En octobre dernier, des habitants de Kidal, dans le nord-est du pays, ont manifesté pour demander le départ des soldats français présents dans le cadre de l’opération «Barkhane».
Mercredi, le Conseil de sécurité des Nations unies a accordé jusqu’à fin mars aux parties maliennes pour montrer des avancées dans l’application de l’accord de paix signé en 2015, faute de quoi elles s’exposeront à des sanctions pour obstruction.
Les 15 membres du Conseil ont adopté une déclaration, préparée par la France, qui a «exprimé un sentiment partagé d’impatience concernant les retards persistants» dans la concrétisation de l’accord. Ils ont «l’intention de surveiller la situation de près et de réagir avec les actions appropriées si les parties devaient ne pas respecter leurs engagements» d’ici fin mars.

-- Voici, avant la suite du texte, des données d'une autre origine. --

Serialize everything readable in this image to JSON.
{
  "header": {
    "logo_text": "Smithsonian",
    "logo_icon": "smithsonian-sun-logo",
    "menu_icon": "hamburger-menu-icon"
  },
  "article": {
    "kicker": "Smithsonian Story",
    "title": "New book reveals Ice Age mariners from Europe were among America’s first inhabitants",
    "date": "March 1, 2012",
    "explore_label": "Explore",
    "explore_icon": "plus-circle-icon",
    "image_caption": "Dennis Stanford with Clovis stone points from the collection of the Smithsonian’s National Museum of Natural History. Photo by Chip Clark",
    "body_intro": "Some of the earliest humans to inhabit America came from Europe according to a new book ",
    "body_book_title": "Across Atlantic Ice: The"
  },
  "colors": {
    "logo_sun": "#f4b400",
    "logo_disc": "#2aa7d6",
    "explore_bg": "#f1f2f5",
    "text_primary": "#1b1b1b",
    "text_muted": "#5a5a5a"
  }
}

Le gouvernement malien a signé un accord de paix avec des coalitions de groupes armés en juin 2015, destiné à mettre fin aux combats, mais les rebelles restent actifs. Le gouvernement et deux groupes armés, la Coordination des mouvements de l’Azawad (CMA, ex-rébellion) et la Plateforme des mouvements du 14 juin 2014 (pro gouvernementaux) ont accepté, la semaine dernière, que l’organisation non gouvernementale Carter Center agisse comme observateur indépendant.
Le Conseil de sécurité a évoqué «un besoin pressant de fournir aux populations du Nord et d’autres régions du Mali des dividendes tangibles et visibles de la paix» avant les élections prévues cette année. Lors de cette réunion à New York, l’ambassadrice des Etats-Unis auprès de l’ONU, Nikki Haley, a affirmé au ministre malien des Affaires étrangères, Tiéman Hubert Coulibaly, que son pays se trouve à un «moment charnière». Respecter l’accord de 2015 et mener des élections réussies est «crucial pour poursuivre la transition politique du Mali», a indiqué la représentation américaine dans un communiqué.
Un régime général de sanctions a été adopté par le Conseil en septembre face au risque d’effondrement de l’accord de paix. De larges pans du pays restent en proie aux combats et les Casques bleus de la Mission multidimensionnelle intégrée des Nations unies pour la stabilisation au Mali (Minusma) continuent d’être attaqués.
Le Conseil peut décréter une interdiction mondiale de visas et geler les avoirs de n’importe quel citoyen malien considéré comme entravant la paix. Le secrétaire général de l’ONU, Antonio Guterres, a annoncé mardi la constitution d’une commission d’enquête internationale sur de graves infractions aux droits de l’Homme depuis 2012. Son rapport doit être rendu d’ici un an.